Reviewed by Nichola Smalley in SBR 2016:1

Review Section: Fiction - Adult


In September 2015 I saw Stina Stoor reading from her short story collection Bli som folk (Beasts and Other Stories) at the Gothenburg Book Fair. I found myself suddenly transported out of the din of the packed exhibition halls and into Stoor’s world. Into Västerbotten, on the border between Sweden and Finland. Into a landscape where the neat dark forest and the narrow road stretch away into the distance. Into a community where the rules are different, where human interaction is sparse and direct. Into a world opened up to the reader by the frank voices of children and young people, voices that manage to convey the intimacy, sensitivity and love that lie at the heart of that world.

The nine stories in Bli som folk are set in a rural community in Västerbotten, in the far north of Sweden. On another continent, its people might be called rednecks: for the most part they are poor, with limited access to formal education and little need for the manners of the local town, let alone the southern urbanites they are so remote from. These people have their own codes and customs. The community is characterised by the diversity of the borderland in which it is situated, peopled by speakers of Swedish and Finnish, as well as Meänkieli (an official local minority language) and Saami. It’s a kind of community rarely portrayed in literature. Notable exceptions to this are provided by fellow Norrland-based authors Torgny Lindgren and Mikael Niemi, though Stoor takes a less selfconsciously humorous approach than these two.

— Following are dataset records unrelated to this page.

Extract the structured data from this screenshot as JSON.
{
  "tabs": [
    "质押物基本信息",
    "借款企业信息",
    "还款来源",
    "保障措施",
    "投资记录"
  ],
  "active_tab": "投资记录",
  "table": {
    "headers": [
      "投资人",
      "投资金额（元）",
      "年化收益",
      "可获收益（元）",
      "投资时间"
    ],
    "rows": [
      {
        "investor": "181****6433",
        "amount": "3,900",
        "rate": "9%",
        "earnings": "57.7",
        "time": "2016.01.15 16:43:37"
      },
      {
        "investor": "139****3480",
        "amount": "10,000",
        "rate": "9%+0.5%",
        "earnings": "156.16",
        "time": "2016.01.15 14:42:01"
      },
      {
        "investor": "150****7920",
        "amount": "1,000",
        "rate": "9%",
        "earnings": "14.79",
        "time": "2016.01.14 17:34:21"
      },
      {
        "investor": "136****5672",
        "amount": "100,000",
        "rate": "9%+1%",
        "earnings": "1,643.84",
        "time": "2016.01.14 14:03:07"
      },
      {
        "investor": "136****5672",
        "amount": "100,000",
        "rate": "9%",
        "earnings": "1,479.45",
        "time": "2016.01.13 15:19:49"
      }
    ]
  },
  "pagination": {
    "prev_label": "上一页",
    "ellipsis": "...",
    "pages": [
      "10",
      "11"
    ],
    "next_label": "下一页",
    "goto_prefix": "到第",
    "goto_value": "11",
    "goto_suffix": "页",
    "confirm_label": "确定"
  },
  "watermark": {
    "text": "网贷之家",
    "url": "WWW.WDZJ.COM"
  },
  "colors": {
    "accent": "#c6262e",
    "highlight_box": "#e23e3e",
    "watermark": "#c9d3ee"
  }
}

Instead, Stoor writes about this community simply and compassionately, allowing its people to speak for themselves. She does this partly through the everyday-ness of the stories, but also through the language she uses: a rich and complex portrayal of local dialect and personal idiolect. This simplicity and directness is linked to Stoor’s decision to write the stories from the perspective of children and adolescents, which is in turn linked to her personal involvement in the stories and the community in which they are set.

One story, ‘Ojura’ (the ‘Beasts’ in the English title) is a particularly good example: it follows Sandra, a young girl who lives with her father and sister in an isolated spot where the undergrowth is her playground and its many-legged inhabitants are both her playthings and her friends. Stoor has stated that this near-magical world of Sandra’s was inspired by her own childhood, and that the climax of the story – an uncomfortable encounter, at a children’s party, with the relative sophistication of the local town – was based on her own encounters with children who led lives quite foreign to hers, even though they lived just a few miles away. Events are described in such a down-to-earth manner that the reader is drawn into the narrative, seeing the world from Sandra’s perspective as undercurrents of meaning stream through the prose, making the simplicity quiver with the unspoken tensions, triumphs and humiliations of social interaction across class boundaries.

With writing this sophisticated, it’s no surprise that Stina Stoor was shortlisted for the 2015 August Prize. And it’s hard to see how she could fail to go on to even better things in the future, when her debut collection features stories as bold and original as these. Stina Stoor’s world is the kind of world I would be happy to revisit time and time again, and I for one can’t wait to be transported again soon.